Com apenas seis meses de trajetória, o Grupo Multicultural de Dança Alme, de Campo Bom, já conquistou um importante reconhecimento. Formado por dez dançarinas e ativo desde fevereiro deste ano, o grupo conquistou o prêmio de Coreografia Destaque 1, recebendo o troféu de Melhor Coreografia da Noite no 2º Festival de Danças Folclóricas e Populares de Sapiranga.
O evento, promovido pelo Grupo Origens, ocorreu nos dias 22 e 23 de agosto, no Centro Municipal de Cultura Lúcio Fleck, em Sapiranga, reunindo mais de dez grupos locais e regionais. A conquista do grupo campo-bonense foi alcançada com a coreografia “Ai, Menina”, escolhida entre os três destaques da noite.

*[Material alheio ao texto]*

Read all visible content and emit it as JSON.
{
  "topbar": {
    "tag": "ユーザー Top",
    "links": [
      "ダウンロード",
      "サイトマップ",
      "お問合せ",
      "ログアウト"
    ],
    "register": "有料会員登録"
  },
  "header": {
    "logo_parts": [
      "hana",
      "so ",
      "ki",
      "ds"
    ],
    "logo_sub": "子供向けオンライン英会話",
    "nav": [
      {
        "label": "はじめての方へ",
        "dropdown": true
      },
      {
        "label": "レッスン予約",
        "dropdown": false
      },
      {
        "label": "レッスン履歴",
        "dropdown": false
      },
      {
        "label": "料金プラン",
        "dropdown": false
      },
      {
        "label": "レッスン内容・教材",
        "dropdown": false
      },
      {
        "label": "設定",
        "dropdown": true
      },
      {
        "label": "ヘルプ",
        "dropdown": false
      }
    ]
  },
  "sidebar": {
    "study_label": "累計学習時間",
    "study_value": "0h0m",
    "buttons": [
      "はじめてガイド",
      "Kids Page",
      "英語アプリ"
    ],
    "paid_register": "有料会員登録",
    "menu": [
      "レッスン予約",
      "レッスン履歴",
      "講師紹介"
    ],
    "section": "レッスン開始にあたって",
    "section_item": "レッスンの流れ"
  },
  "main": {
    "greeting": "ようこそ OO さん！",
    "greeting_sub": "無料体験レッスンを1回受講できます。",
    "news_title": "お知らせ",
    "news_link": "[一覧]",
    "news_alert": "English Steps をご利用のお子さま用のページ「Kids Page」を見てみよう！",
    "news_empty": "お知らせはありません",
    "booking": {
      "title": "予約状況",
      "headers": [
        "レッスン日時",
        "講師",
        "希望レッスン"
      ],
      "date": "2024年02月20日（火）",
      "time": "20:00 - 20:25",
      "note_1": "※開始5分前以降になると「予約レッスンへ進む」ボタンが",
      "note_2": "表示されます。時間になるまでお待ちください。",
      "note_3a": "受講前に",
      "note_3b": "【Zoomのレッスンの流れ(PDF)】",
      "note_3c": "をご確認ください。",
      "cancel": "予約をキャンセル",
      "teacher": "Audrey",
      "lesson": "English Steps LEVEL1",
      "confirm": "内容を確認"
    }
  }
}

Para o coordenador e coreógrafo do grupo, Vitor Alves, o reconhecimento tem um significado especial, já que esta foi a primeira participação do Alme em um festival. “É uma emoção indescritível. Conquistar a premiação máxima da noite, como Melhor Coreografia, sendo um grupo novo e participando do nosso primeiro festival, é uma realização enorme. Esse reconhecimento representa todo o esforço, dedicação e, principalmente, a paixão que cada integrante colocou em cena”, destaca.
O Alme se define como um grupo multicultural e trabalha com diferentes estilos, incluindo danças populares, modernas e folclóricas. Atualmente, o repertório conta com quadros de carimbó e dança indígena amazônica, além de outras apresentações em preparação.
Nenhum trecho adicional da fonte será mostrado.